Hasil dari ketekunan itu, kini tercatat dalam sejarah. Vaksin Oxford-AstraZeneca diproduksi secara massal dan digunakan di lebih dari 180 negara.
Namanya masuk dalam daftar pemegang paten, mengukuhkan kontribusinya sebagai bagian dari tim yang menyelamatkan dunia.
Berkat kerja kerasnya, penghargaan demi penghargaan datang silih berganti. Tahun 2021, ia bersama timnya menerima “Pride of Britain Awards” di London, sebuah pengakuan publik terhadap dampak luar biasa vaksin tersebut.
Dua tahun kemudian, ia meraih “Achmad Bakrie Awards” di Jakarta, sebuah apresiasi dari tanah air atas kerja kerasnya. Pada 2023, Universitas Airlangga mengukuhkannya sebagai Guru Besar Kehormatan.
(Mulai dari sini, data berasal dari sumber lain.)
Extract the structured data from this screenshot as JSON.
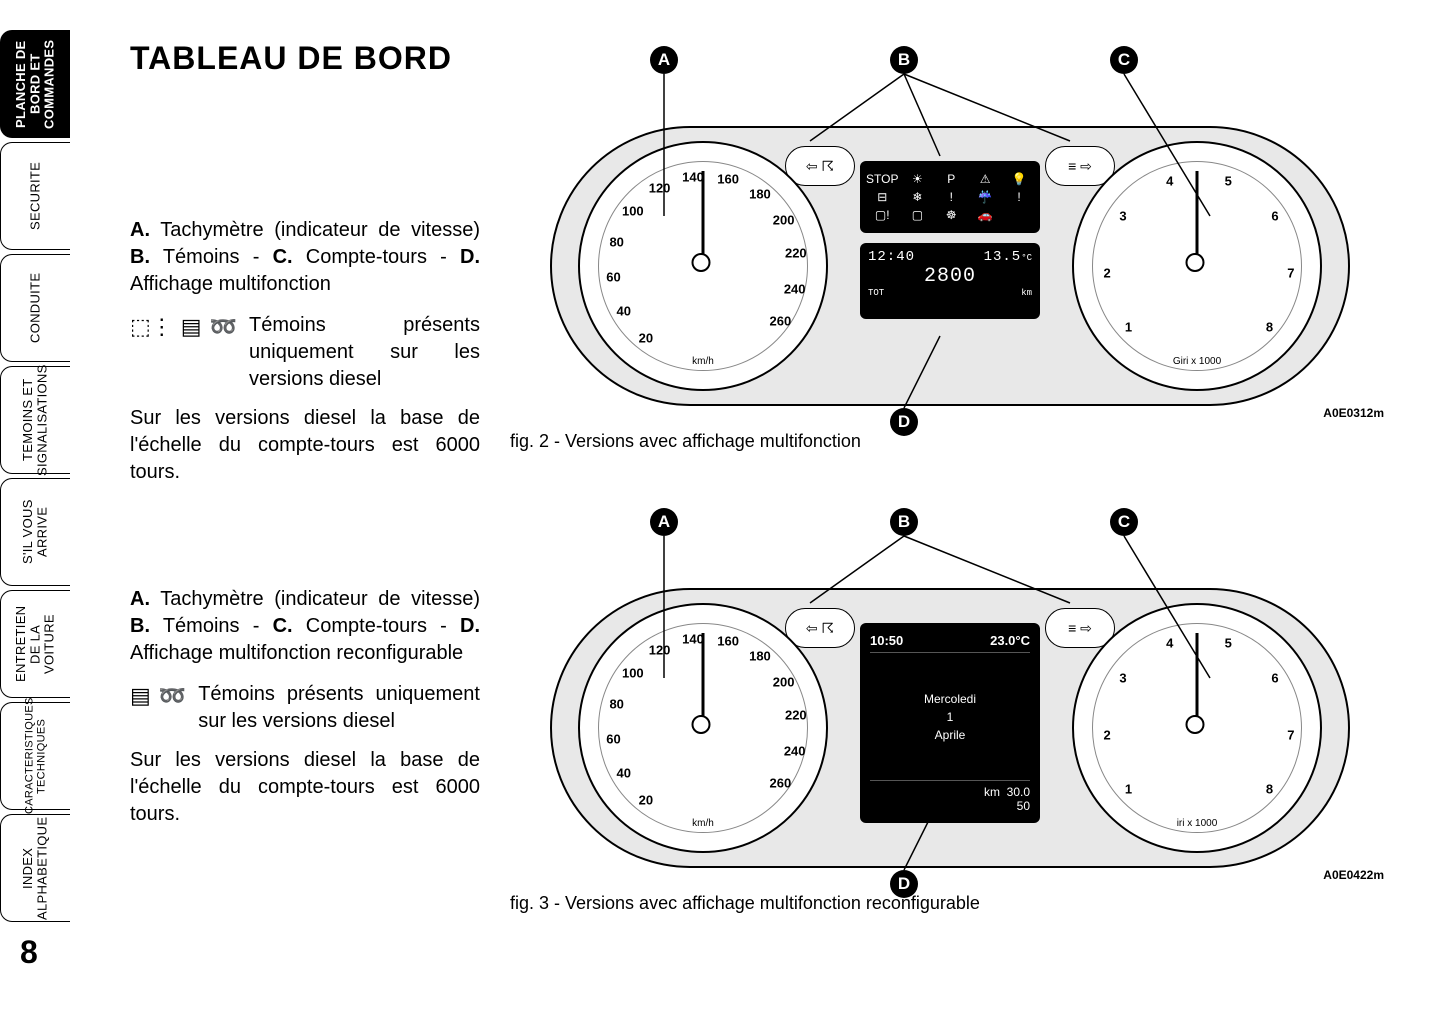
{
  "page_number": "8",
  "title": "TABLEAU DE BORD",
  "sidebar": {
    "tabs": [
      {
        "label": "PLANCHE DE\nBORD ET\nCOMMANDES",
        "active": true
      },
      {
        "label": "SECURITE",
        "active": false
      },
      {
        "label": "CONDUITE",
        "active": false
      },
      {
        "label": "TEMOINS ET\nSIGNALISATIONS",
        "active": false
      },
      {
        "label": "S'IL VOUS\nARRIVE",
        "active": false
      },
      {
        "label": "ENTRETIEN\nDE LA VOITURE",
        "active": false
      },
      {
        "label": "CARACTERISTIQUES\nTECHNIQUES",
        "active": false
      },
      {
        "label": "INDEX\nALPHABETIQUE",
        "active": false
      }
    ]
  },
  "section1": {
    "legend_a": "A.",
    "legend_a_text": " Tachymètre (indicateur de vitesse) ",
    "legend_b": "B.",
    "legend_b_text": " Témoins - ",
    "legend_c": "C.",
    "legend_c_text": " Compte-tours - ",
    "legend_d": "D.",
    "legend_d_text": " Affichage multifonction",
    "diesel_note": "Témoins présents uniquement sur les versions diesel",
    "diesel_para": "Sur les versions diesel la base de l'échelle du compte-tours est 6000 tours."
  },
  "section2": {
    "legend_a": "A.",
    "legend_a_text": " Tachymètre (indicateur de vitesse) ",
    "legend_b": "B.",
    "legend_b_text": " Témoins - ",
    "legend_c": "C.",
    "legend_c_text": " Compte-tours - ",
    "legend_d": "D.",
    "legend_d_text": " Affichage multifonction reconfigurable",
    "diesel_note": "Témoins présents uniquement sur les versions diesel",
    "diesel_para": "Sur les versions diesel la base de l'échelle du compte-tours est 6000 tours."
  },
  "figure1": {
    "caption": "fig. 2 - Versions avec affichage multifonction",
    "code": "A0E0312m",
    "callouts": {
      "a": "A",
      "b": "B",
      "c": "C",
      "d": "D"
    },
    "speedo": {
      "values": [
        "20",
        "40",
        "60",
        "80",
        "100",
        "120",
        "140",
        "160",
        "180",
        "200",
        "220",
        "240",
        "260"
      ],
      "unit": "km/h"
    },
    "tacho": {
      "values": [
        "1",
        "2",
        "3",
        "4",
        "5",
        "6",
        "7",
        "8"
      ],
      "unit": "Giri x 1000"
    },
    "lcd": {
      "time": "12:40",
      "temp": "13.5",
      "temp_unit": "°C",
      "odo_label": "TOT",
      "odo_value": "2800",
      "odo_unit": "km"
    }
  },
  "figure2": {
    "caption": "fig. 3 - Versions avec affichage multifonction reconfigurable",
    "code": "A0E0422m",
    "callouts": {
      "a": "A",
      "b": "B",
      "c": "C",
      "d": "D"
    },
    "speedo": {
      "values": [
        "20",
        "40",
        "60",
        "80",
        "100",
        "120",
        "140",
        "160",
        "180",
        "200",
        "220",
        "240",
        "260"
      ],
      "unit": "km/h"
    },
    "tacho": {
      "values": [
        "1",
        "2",
        "3",
        "4",
        "5",
        "6",
        "7",
        "8"
      ],
      "unit": "iri x 1000"
    },
    "mfd": {
      "time": "10:50",
      "temp": "23.0°C",
      "day": "Mercoledi",
      "date_num": "1",
      "month": "Aprile",
      "km_label": "km",
      "km1": "30.0",
      "km2": "50"
    }
  },
  "colors": {
    "page_bg": "#ffffff",
    "cluster_bg": "#e8e8e8",
    "ink": "#000000"
  }
}
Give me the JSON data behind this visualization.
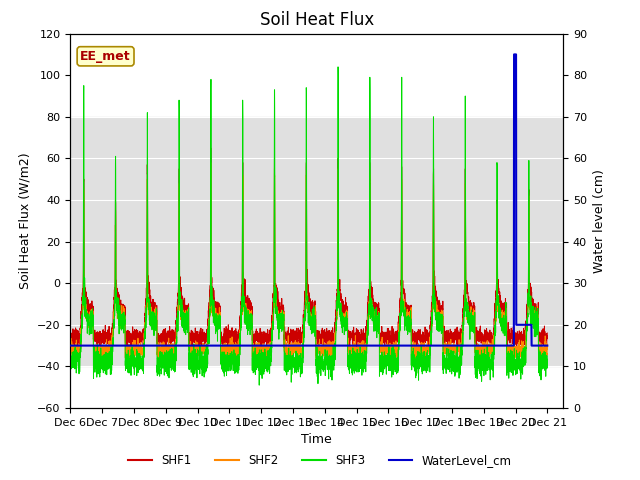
{
  "title": "Soil Heat Flux",
  "ylabel_left": "Soil Heat Flux (W/m2)",
  "ylabel_right": "Water level (cm)",
  "xlabel": "Time",
  "annotation_text": "EE_met",
  "ylim_left": [
    -60,
    120
  ],
  "ylim_right": [
    0,
    90
  ],
  "shf1_color": "#cc0000",
  "shf2_color": "#ff8800",
  "shf3_color": "#00dd00",
  "water_color": "#0000cc",
  "bg_band_color": "#e0e0e0",
  "legend_labels": [
    "SHF1",
    "SHF2",
    "SHF3",
    "WaterLevel_cm"
  ],
  "title_fontsize": 12,
  "label_fontsize": 9,
  "tick_fontsize": 8,
  "x_tick_labels": [
    "Dec 6",
    "Dec 7",
    "Dec 8",
    "Dec 9",
    "Dec 10",
    "Dec 11",
    "Dec 12",
    "Dec 13",
    "Dec 14",
    "Dec 15",
    "Dec 16",
    "Dec 17",
    "Dec 18",
    "Dec 19",
    "Dec 20",
    "Dec 21"
  ],
  "yticks_left": [
    -60,
    -40,
    -20,
    0,
    20,
    40,
    60,
    80,
    100,
    120
  ],
  "yticks_right": [
    0,
    10,
    20,
    30,
    40,
    50,
    60,
    70,
    80,
    90
  ]
}
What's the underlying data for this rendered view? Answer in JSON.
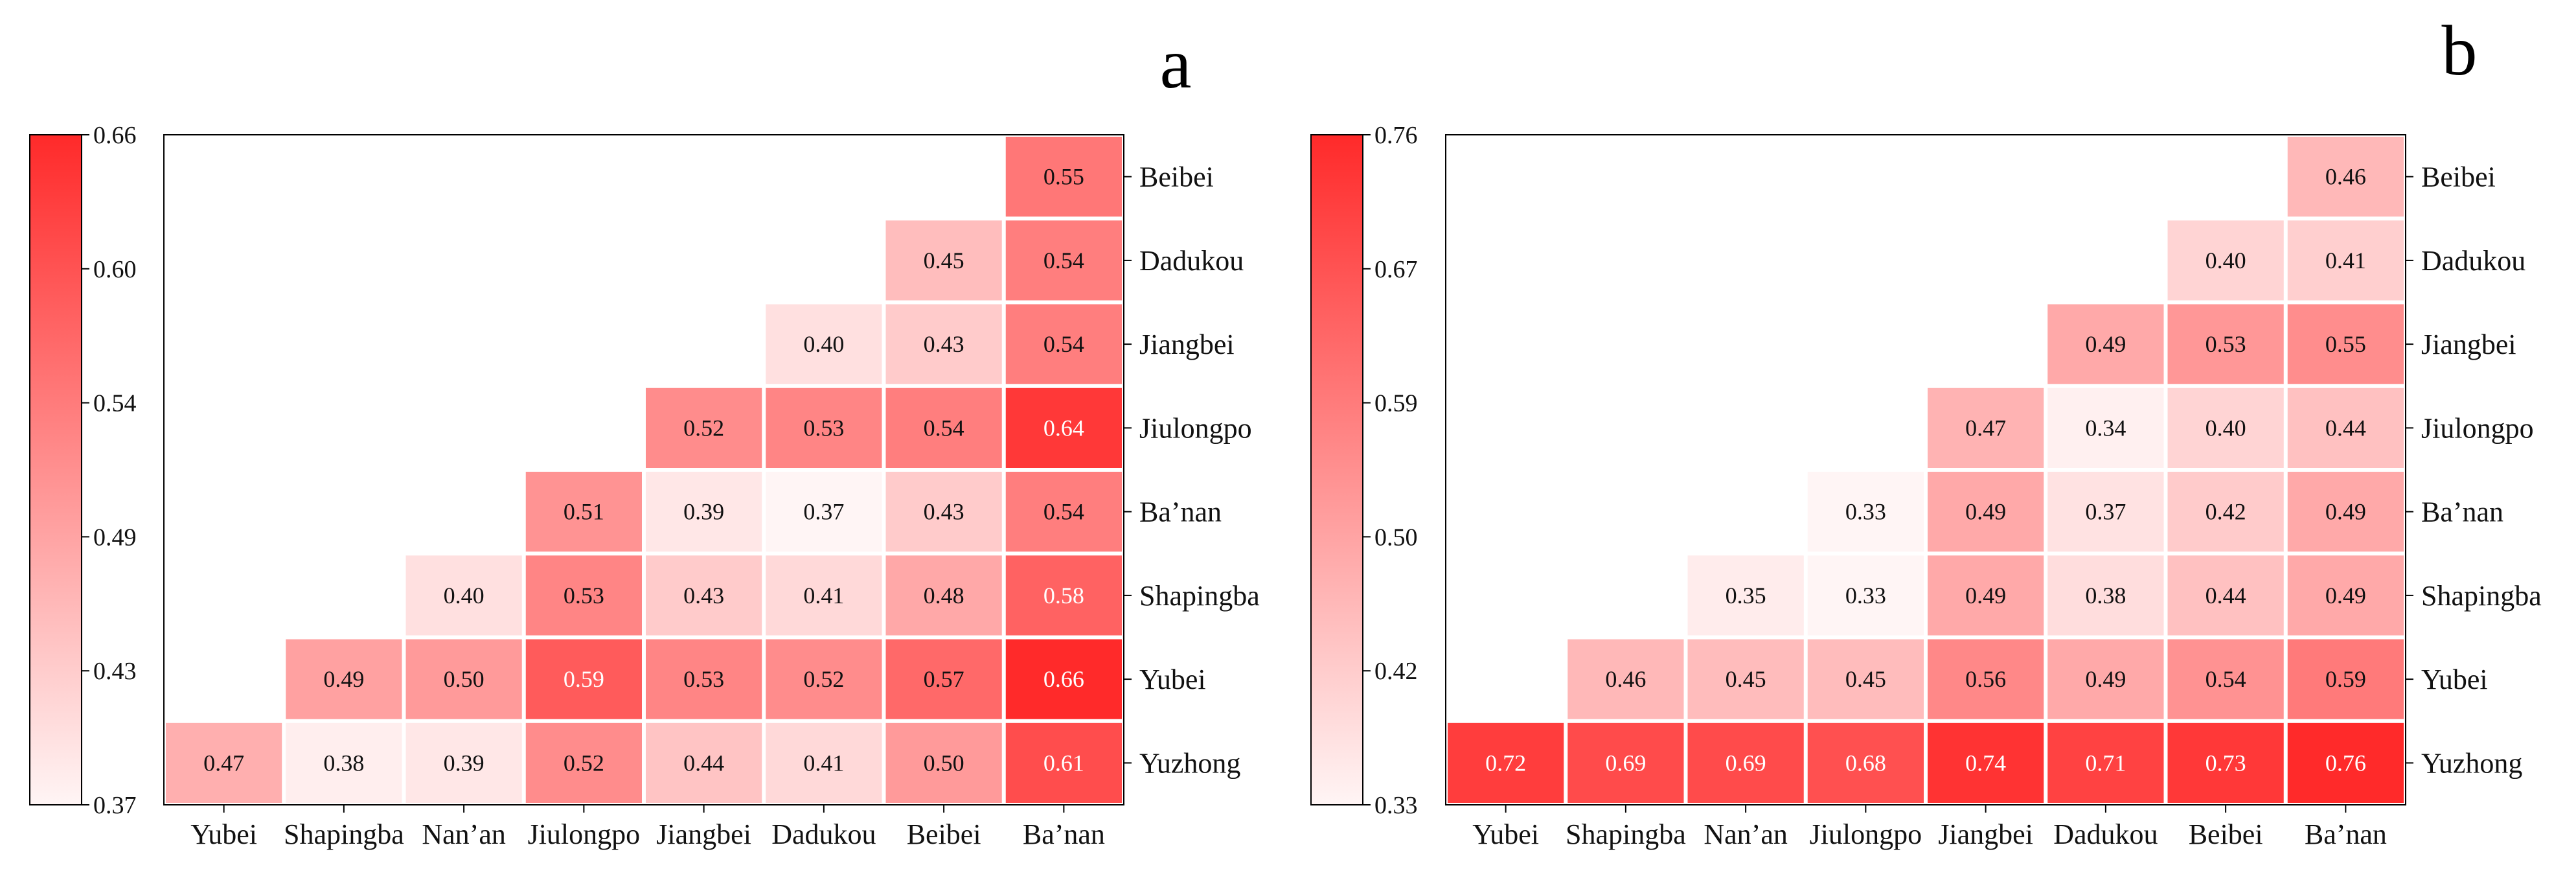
{
  "chart_data": [
    {
      "type": "heatmap",
      "panel_label": "a",
      "x_categories": [
        "Yubei",
        "Shapingba",
        "Nan’an",
        "Jiulongpo",
        "Jiangbei",
        "Dadukou",
        "Beibei",
        "Ba’nan"
      ],
      "y_categories": [
        "Beibei",
        "Dadukou",
        "Jiangbei",
        "Jiulongpo",
        "Ba’nan",
        "Shapingba",
        "Yubei",
        "Yuzhong"
      ],
      "values": [
        [
          null,
          null,
          null,
          null,
          null,
          null,
          null,
          0.55
        ],
        [
          null,
          null,
          null,
          null,
          null,
          null,
          0.45,
          0.54
        ],
        [
          null,
          null,
          null,
          null,
          null,
          0.4,
          0.43,
          0.54
        ],
        [
          null,
          null,
          null,
          null,
          0.52,
          0.53,
          0.54,
          0.64
        ],
        [
          null,
          null,
          null,
          0.51,
          0.39,
          0.37,
          0.43,
          0.54
        ],
        [
          null,
          null,
          0.4,
          0.53,
          0.43,
          0.41,
          0.48,
          0.58
        ],
        [
          null,
          0.49,
          0.5,
          0.59,
          0.53,
          0.52,
          0.57,
          0.66
        ],
        [
          0.47,
          0.38,
          0.39,
          0.52,
          0.44,
          0.41,
          0.5,
          0.61
        ]
      ],
      "colorbar": {
        "min": 0.37,
        "max": 0.66,
        "ticks": [
          "0.66",
          "0.60",
          "0.54",
          "0.49",
          "0.43",
          "0.37"
        ]
      },
      "colors": {
        "low": "#fff5f5",
        "high": "#ff2a2a"
      }
    },
    {
      "type": "heatmap",
      "panel_label": "b",
      "x_categories": [
        "Yubei",
        "Shapingba",
        "Nan’an",
        "Jiulongpo",
        "Jiangbei",
        "Dadukou",
        "Beibei",
        "Ba’nan"
      ],
      "y_categories": [
        "Beibei",
        "Dadukou",
        "Jiangbei",
        "Jiulongpo",
        "Ba’nan",
        "Shapingba",
        "Yubei",
        "Yuzhong"
      ],
      "values": [
        [
          null,
          null,
          null,
          null,
          null,
          null,
          null,
          0.46
        ],
        [
          null,
          null,
          null,
          null,
          null,
          null,
          0.4,
          0.41
        ],
        [
          null,
          null,
          null,
          null,
          null,
          0.49,
          0.53,
          0.55
        ],
        [
          null,
          null,
          null,
          null,
          0.47,
          0.34,
          0.4,
          0.44
        ],
        [
          null,
          null,
          null,
          0.33,
          0.49,
          0.37,
          0.42,
          0.49
        ],
        [
          null,
          null,
          0.35,
          0.33,
          0.49,
          0.38,
          0.44,
          0.49
        ],
        [
          null,
          0.46,
          0.45,
          0.45,
          0.56,
          0.49,
          0.54,
          0.59
        ],
        [
          0.72,
          0.69,
          0.69,
          0.68,
          0.74,
          0.71,
          0.73,
          0.76
        ]
      ],
      "colorbar": {
        "min": 0.33,
        "max": 0.76,
        "ticks": [
          "0.76",
          "0.67",
          "0.59",
          "0.50",
          "0.42",
          "0.33"
        ]
      },
      "colors": {
        "low": "#fff5f5",
        "high": "#ff2a2a"
      }
    }
  ]
}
Terkini, pada Agustus 2025, Presiden Republik Indonesia Prabowo Subianto menganugerahkan Tanda Kehormatan Bintang Jasa Utama, penghargaan tertinggi negara bagi warganya yang memberi jasa luar biasa.
Untuk generasi muda
Di balik semua penghargaan itu, Carina tetap melihat pentingnya membangun generasi baru di bidang sains. Menurut dia, jalan hidupnya di dunia sains, teknologi, teknik, dan matematika (STEM) bukanlah jalan instan.
Ada proses panjang yang melelahkan, penuh kegagalan, dan keraguan, namun justru ketekunan dan daya tahan menghadapi kegagalan yang menentukan keberhasilan. Baginya, riset adalah maraton, bukan sprint.
Carina juga percaya bahwa pendidikan sains harus membangkitkan rasa ingin tahu, bukan sekadar menjejali hafalan rumus. Ia melihat guru memegang peran penting dalam membuat sains terasa dekat dengan kehidupan sehari-hari.